Su primera prisión, que duró desde enero de 1919 a diciembre

de 1921, fue la más terrible. Durante todo ese lapso estuvo

totalmente incomunicado, sin ver la luz del sol, privado del

baño; oyendo la agonía de muchos de sus compañeros a quienes

sacaban muertos. El Jobo soportó grillos de setenta libras

acostado en el suelo sin siquiera una mala colchoneta.

 

Cuando fue asesinado don Juancho Gómez, hermano del Presidente

Juan Vicente, en junio de 1923, fue llevado de nuevo a La

Rotunda. Salió a los tres años, y al salir interrogó al Alcaide

que estaba de turno, por qué lo habían hecho preso, para

decirlo en su casa.

 

Su última prisión fue en el año de 1928, después de la

protesta de los estudiantes. Pasó varios meses oculto, pero

luego decidió entregarse. Durante esta última prisión, a causa

de habérsele presentado un dolor de estómago agudo y constante

-principio de la enfermedad que le causaría su muerte-  se

logró que lo pasaran al Hospital Militar, donde estaban otros

presos entre ellos don Casimiro Vegas, padre de María Luisa,

la que fue después su esposa.

 

En su última prisión escribió unas coplas al coronel Jorge García;

aún allí florecía su ingenio y triunfaba su espíritu.

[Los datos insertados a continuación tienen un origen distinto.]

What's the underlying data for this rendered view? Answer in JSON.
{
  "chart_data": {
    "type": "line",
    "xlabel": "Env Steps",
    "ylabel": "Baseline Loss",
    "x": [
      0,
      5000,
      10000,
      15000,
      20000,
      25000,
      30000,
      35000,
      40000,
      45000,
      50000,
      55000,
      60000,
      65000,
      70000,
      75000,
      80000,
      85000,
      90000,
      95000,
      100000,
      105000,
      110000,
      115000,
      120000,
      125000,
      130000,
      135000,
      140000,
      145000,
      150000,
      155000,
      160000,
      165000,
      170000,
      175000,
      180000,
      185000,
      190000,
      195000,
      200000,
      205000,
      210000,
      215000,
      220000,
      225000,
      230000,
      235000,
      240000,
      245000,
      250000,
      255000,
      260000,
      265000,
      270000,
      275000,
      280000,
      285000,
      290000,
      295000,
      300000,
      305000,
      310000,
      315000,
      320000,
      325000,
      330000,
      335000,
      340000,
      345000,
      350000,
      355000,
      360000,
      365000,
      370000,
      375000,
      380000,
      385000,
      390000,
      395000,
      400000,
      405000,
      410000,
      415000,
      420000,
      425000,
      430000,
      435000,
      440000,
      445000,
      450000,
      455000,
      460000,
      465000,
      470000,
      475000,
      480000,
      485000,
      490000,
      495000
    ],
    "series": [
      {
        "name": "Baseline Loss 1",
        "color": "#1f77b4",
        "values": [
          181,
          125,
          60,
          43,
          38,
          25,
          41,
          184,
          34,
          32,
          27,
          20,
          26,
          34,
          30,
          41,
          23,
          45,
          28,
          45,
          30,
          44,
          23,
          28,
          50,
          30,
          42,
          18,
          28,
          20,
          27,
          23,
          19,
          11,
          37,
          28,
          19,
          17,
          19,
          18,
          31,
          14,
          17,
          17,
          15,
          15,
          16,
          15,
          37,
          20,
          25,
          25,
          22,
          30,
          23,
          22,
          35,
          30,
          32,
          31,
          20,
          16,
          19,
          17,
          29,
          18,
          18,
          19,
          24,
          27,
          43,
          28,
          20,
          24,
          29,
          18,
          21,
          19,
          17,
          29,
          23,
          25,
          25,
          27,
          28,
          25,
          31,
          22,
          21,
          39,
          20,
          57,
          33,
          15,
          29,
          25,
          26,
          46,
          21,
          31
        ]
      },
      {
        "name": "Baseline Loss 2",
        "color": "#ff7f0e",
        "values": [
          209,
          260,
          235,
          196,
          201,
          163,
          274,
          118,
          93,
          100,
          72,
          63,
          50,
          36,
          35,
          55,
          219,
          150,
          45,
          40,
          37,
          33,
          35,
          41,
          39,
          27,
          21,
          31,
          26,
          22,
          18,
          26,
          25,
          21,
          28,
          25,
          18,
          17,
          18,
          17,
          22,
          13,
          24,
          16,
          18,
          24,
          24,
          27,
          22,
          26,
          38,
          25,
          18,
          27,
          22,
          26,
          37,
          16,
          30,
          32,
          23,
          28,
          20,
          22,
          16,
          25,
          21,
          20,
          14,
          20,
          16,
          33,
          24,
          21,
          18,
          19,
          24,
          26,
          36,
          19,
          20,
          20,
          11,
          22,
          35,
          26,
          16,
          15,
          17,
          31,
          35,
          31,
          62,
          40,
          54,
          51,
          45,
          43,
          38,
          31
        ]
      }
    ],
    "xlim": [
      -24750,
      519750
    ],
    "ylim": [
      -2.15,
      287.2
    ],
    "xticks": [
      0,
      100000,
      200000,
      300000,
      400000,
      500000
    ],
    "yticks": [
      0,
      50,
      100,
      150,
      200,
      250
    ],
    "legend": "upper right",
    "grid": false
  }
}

Con las

siguientes coplas correspondió el Jobo a una inesperada gracia

que concedióle el Alcaide de La Rotunda, permitiéndole que

aprovechara los servicios de un dentista, que había ido a terminar

un trabajo a Lucas Manzano, para que se mandara a hacer una plancha

dental:

 

Señor alcaide y guardián:

siempre fue la gratitud

la más excelsa virtud

que los mortales tendrán:

 

Darle gracias, pues, me toca

y las doy con efusión;

pues si el favor fue en la boca

me llegó hasta el corazón.

 

Otro tiempo en este "hotel"

me dejé la dentadura,

y no me dejé la piel

porque la tengo muy dura.

 

Y aunque el compensar no abunda,

usted resarce; es sencillo:

lo que perdí en La Rotunda

lo encuentro en el Manzanillo.

 

Mas yo vengo tan errado

hace diez años y pico

que quizás me perjudico

con los dientes que he logrado:

 

pues dirán, lógicamente:

"Si el Jobo antaño mordía

teniendo monda la encía

¡cómo morderá al presente!"

 

Pero la intención fue buena

y tenga certeza plena,

mi custodio y coronel:

cada vez que dé un mordisco,

lo recordará Francisco

Pimentel.

 

Job Pim imprimió siempre a sus escritos un ferviente amor a

la libertad, combatiendo sin tregua en su estilo, al parecer

festivo, la tiranía de Gómez. Irreductible en su dignidad de

patriota y de hombre, soportó una vida de pobreza y de

privaciones, sin claudicar jamás, y sin miras políticas de

ninguna clase. Durante la dictadura de Gómez, Job Pim se veía

limitado a abordar temas algo triviales, so pena de silenciar

de un todo su pluma o buscarse un nuevo y mas severo encarcelamiento.

 

El "Jobo" se nos presenta siempre con el don único de saberse

hacer amable y, por ende, leíble. Aun cuando no se estuviera

de acuerdo con Job Pim, serán contadísimas excepciones los

casos en que el lector se desagradara con el humorista, por

la manera tan humana, correcta y personal que tiene para no

ofender al lector, aun en los casos más delicados.

 

Fue grande su compenetración con el medio ambiente venezolano,

y más que nada con el medio ambiente caraqueño. Llego a ser

un maestro consumado en saber echar mano de cualquier tema y

regalárnoslo vestido con sabrosos versos que se paladeaban en

pocos instantes. Todo lo criollizaba a su gusto. Con una

ductilidad única, aun la noticia más trivial del periódico,

salía a los pocos días transformada por su mano en atractiva

producción literaria. Job Pim supo contar en verso, como nadie

jamás lo había hecho, cualquier tema que se le ofreciera.

 

Llegaba al máximo su habilidad al tratar su propia y quebrantada

salud. Solo un humorista como "Pim" pudo escribir un soneto tan

maravilloso como el que tituló Desahuciado:

 

Me han visto nueve médicos. Los nueve,

de nuestra Facultad ornato y gala.

Los nueve encuentran mi salud tan mala,

que me debo morir en plazo breve.

 

Congestión en el hígado, y no leve;

bronquitis, de la tisis antesala;

un riñón de su puesto se resbala

y el colon no funciona como debe.

 

Yo morir no me siento... Pero ¿cómo

nueve sabios así de tomo y lomo

se van a equivocar sobre mi suerte?

 

¿Que me debo morir? ¡Venga la muerte!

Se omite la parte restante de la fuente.